Applying the principles: separate decisions from execution
Every request handler does two things: decides what should happen, then executes IO to make it happen. These should be separate functions.
A decision is a pure function. It takes data in, returns a description of what
to do. It doesn't call the network, doesn't touch the database, doesn't log.
It can be tested with assert_eq! and nothing else.
Execution is the messy part — HTTP calls, SQLite writes, error recovery. It reads the decision and carries it out. It's tested with integration tests.
Where this applies today
Already pure
hasher.rs — the entire module is pure. volumes_for_key is a
deterministic function of its inputs. No IO, no state mutation. This is the
gold standard for the project.
rebalance.rs::plan_rebalance — takes a slice of records and returns a
list of moves. Pure decision logic, tested with unit tests.
db.rs encode/parse — parse_volumes and encode_volumes are pure
transformations between JSON strings and Vec<String>.

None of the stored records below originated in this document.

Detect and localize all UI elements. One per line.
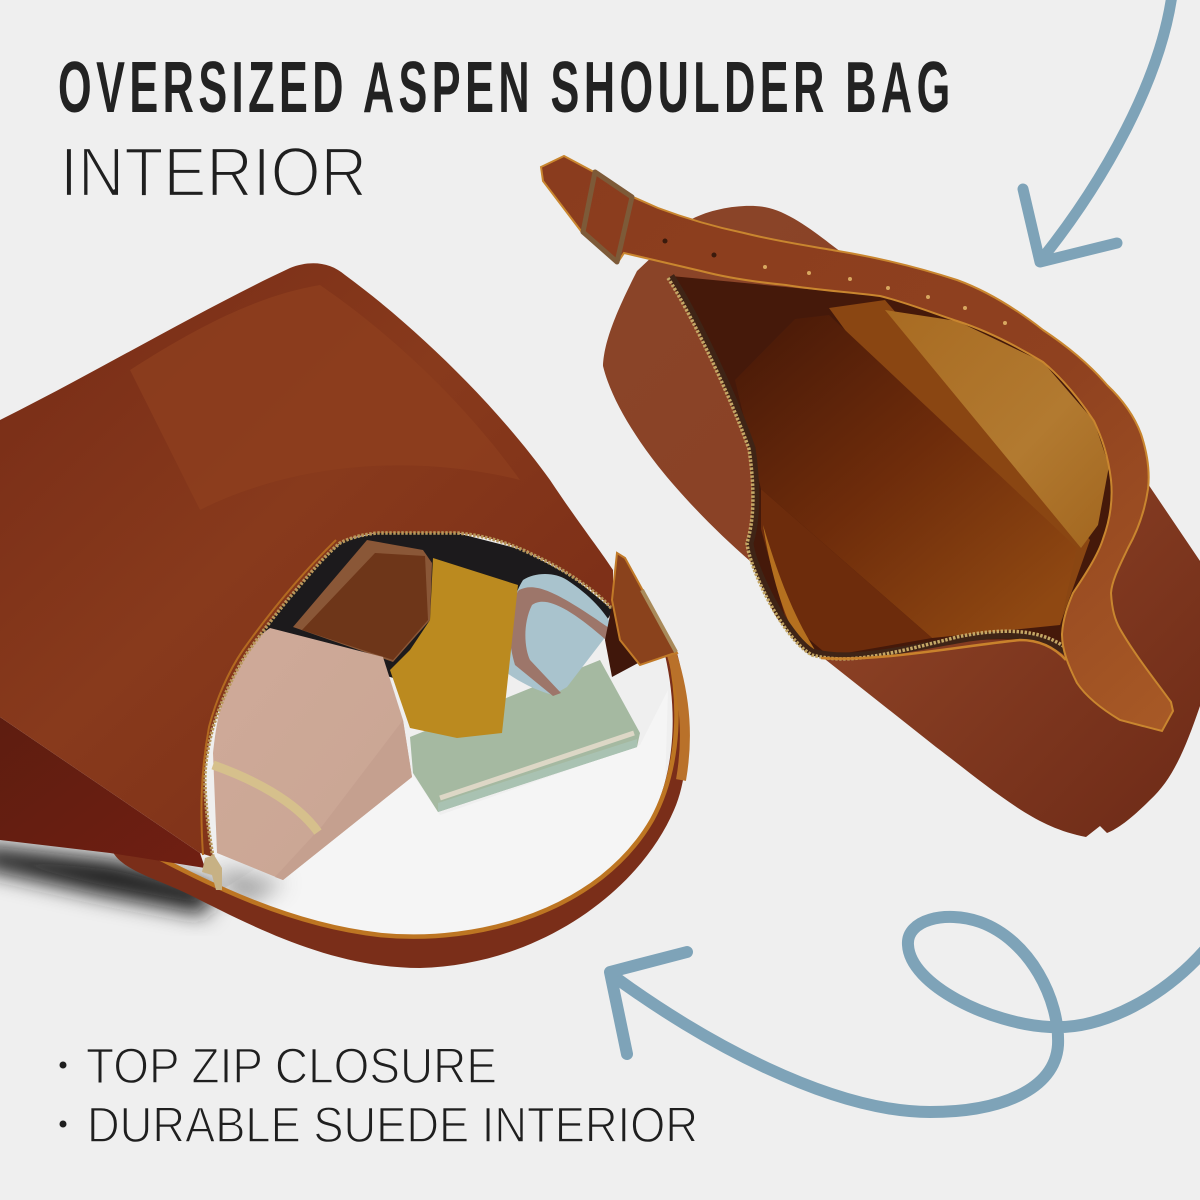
right bag interior [671,276,1125,658]
lower bag panel [0,717,205,868]
bullet: durable suede interior: DURABLE SUEDE INTERIOR [87,1097,698,1153]
mustard pouch [390,558,518,738]
zipper pull [202,855,222,890]
suede base panel [735,315,1077,638]
left bag: shoulder bag with contents [0,263,687,968]
green notebook [410,660,640,812]
right bag strap [541,156,1173,731]
floor shadow under pouch [222,868,285,905]
bag upper sheen [130,285,520,510]
suede orange sliver [763,525,815,650]
strap cut edge [114,655,676,937]
right bag: open shoulder bag [541,156,1200,837]
left bag buckle [605,553,677,677]
pink pouch side [275,720,412,880]
suede mid band [829,300,1090,625]
title: OVERSIZED ASPEN SHOULDER BAG [58,47,950,128]
ground shadow [0,845,215,915]
arrow: top right pointing to open bag [1023,0,1172,262]
subtitle: INTERIOR [60,133,367,211]
notebook lower cover [438,739,637,812]
buckle tab [612,553,677,665]
white floor inside strap [225,690,668,938]
right bag zipper [671,276,1066,656]
strap [112,653,687,968]
bottle strap [509,587,612,696]
bullet: top zip closure: TOP ZIP CLOSURE [86,1038,497,1094]
notebook page edge [440,733,634,798]
buckle metal [642,590,676,652]
left bag edge trim [201,540,336,855]
right bag front edge trim [821,640,1066,660]
suede lower front wall [761,489,932,656]
bag front leather [0,263,613,857]
suede back wall [885,310,1109,548]
zipper teeth [668,278,1066,659]
right bag outer leather [603,206,1200,837]
pink pouch zipper [213,765,318,832]
left bag zipper [205,533,613,857]
flap inner [302,553,428,660]
feature list [60,1038,698,1153]
blue bottle [507,574,613,695]
strap cut edge wide upper [672,655,685,780]
arrow: bottom looping to left bag [610,917,1200,1112]
pink pouch [213,628,412,880]
bag interior dark [230,533,613,680]
brown leather flap [293,540,432,662]
buckle shadow strap [605,600,640,677]
strap holes [662,238,1007,325]
right bag buckle [583,172,632,262]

Mixed (decision + execution interleaved)
server.rs::put_key — this handler does three things in one function:
- Decide which volumes to write to (pure —
volumes_for_key) - Execute fan-out PUTs to nginx (IO)

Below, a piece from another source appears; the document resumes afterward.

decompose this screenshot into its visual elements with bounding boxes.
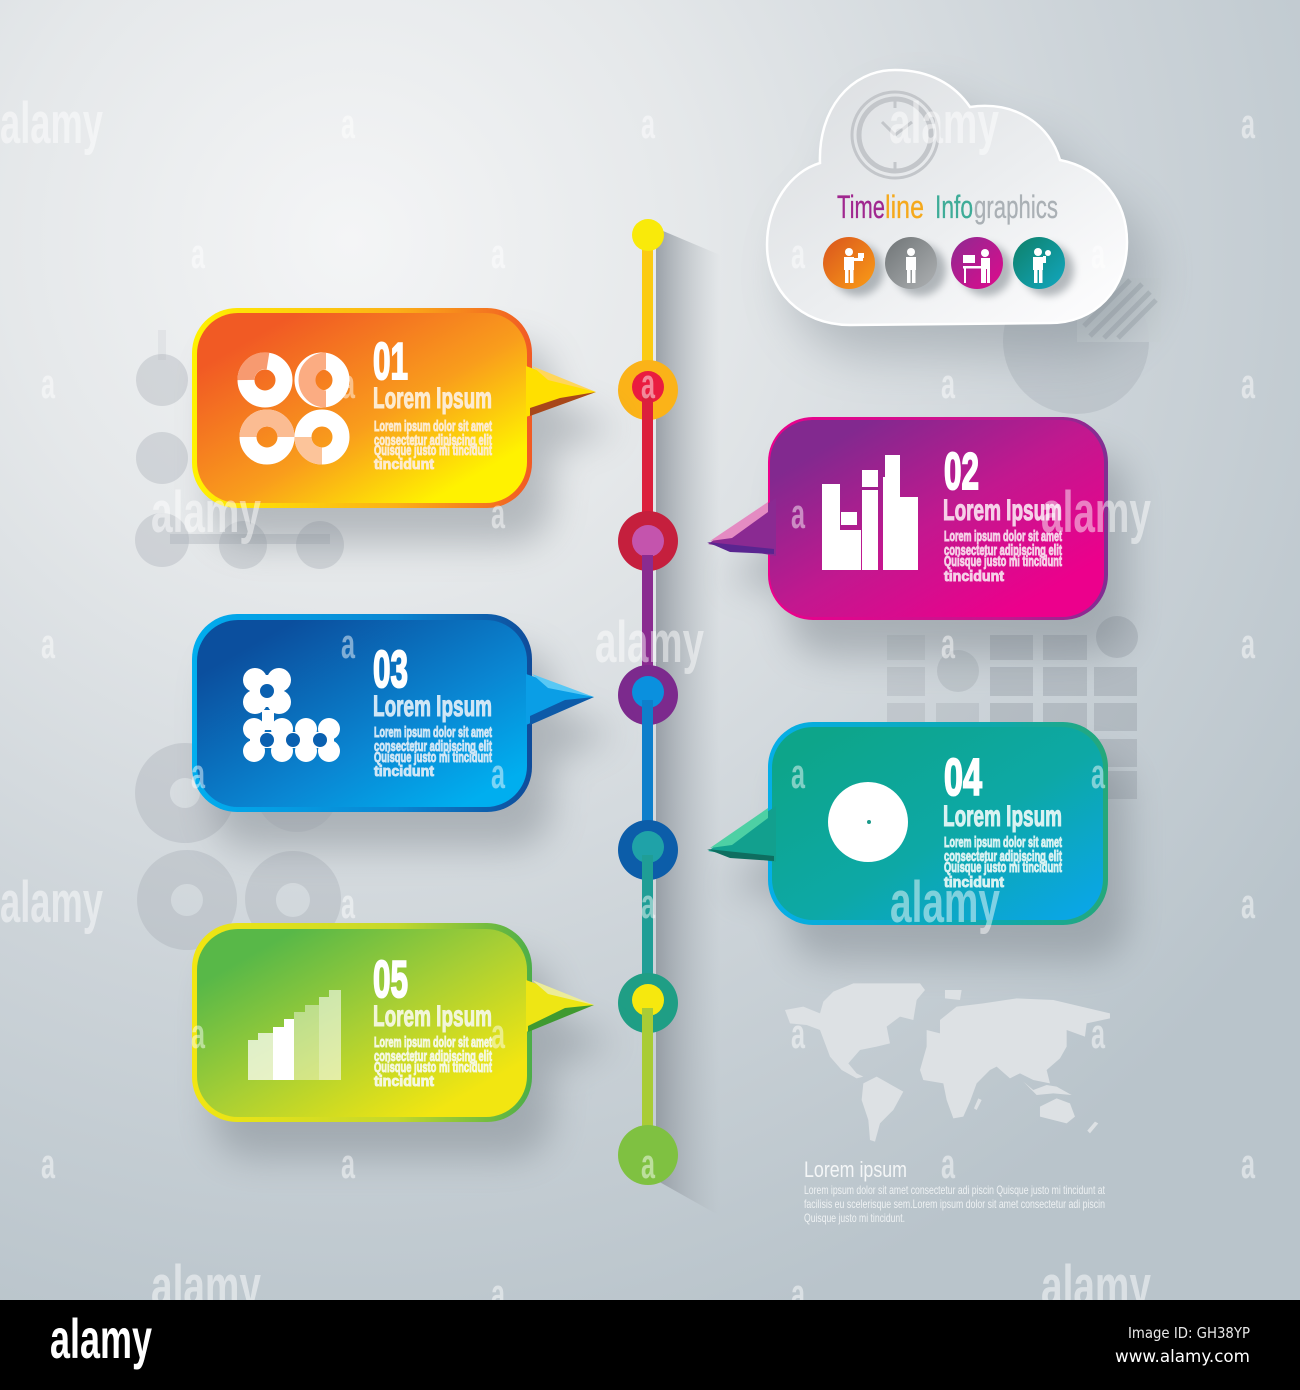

- Decide whether to rollback based on results (pure — check which succeeded)
- Execute rollback DELETEs and/or index write (IO)
Steps 1 and 3 could be extracted as pure functions if they grow more complex.
Intentionally impure
rebuild.rs — walks nginx autoindex and bulk-inserts into SQLite. The IO
is the whole point; there's no decision logic worth extracting.
db.rs — wraps SQLite behind Arc<Mutex<Connection>> with
spawn_blocking to avoid blocking the tokio runtime. The mutex serializes all
access; SQLITE_OPEN_NO_MUTEX disables SQLite's internal locking since the
application mutex handles it.
Guidelines
-
If a function takes only data and returns only data, it's pure. Keep it that way. Don't sneak in logging, metrics, or "just one network call."
-
If a handler has an
iformatchthat decides between outcomes, that decision can probably be a pure function. Extract it. Name it. Test it. -
IO boundaries should be thin. Format URL, make request, check status, return bytes. No business logic.
-
Don't over-abstract. A three-line pure function inline in a handler is fine. Extract it when it gets complex enough to need its own tests, or when the same decision appears in multiple places (e.g., rebuild and rebalance both use
volumes_for_key). -
Errors are data.
AppErroris a value, not an exception. Functions returnResult, handlers pattern-match on it. TheIntoResponseimpl is the only place where errors become HTTP responses — one place, one mapping.
Anti-patterns to avoid
-
God handler — a 100-line async fn that reads the DB, calls volumes, makes decisions, handles errors, and formats the response. Break it up.
-
Hidden state reads — if a function needs data, pass it in. Don't reach into a global or lock a mutex inside a "pure" function.
-
Testing IO to test logic — if you need a Docker container running to test whether volume selection works correctly, the logic isn't separated from the IO.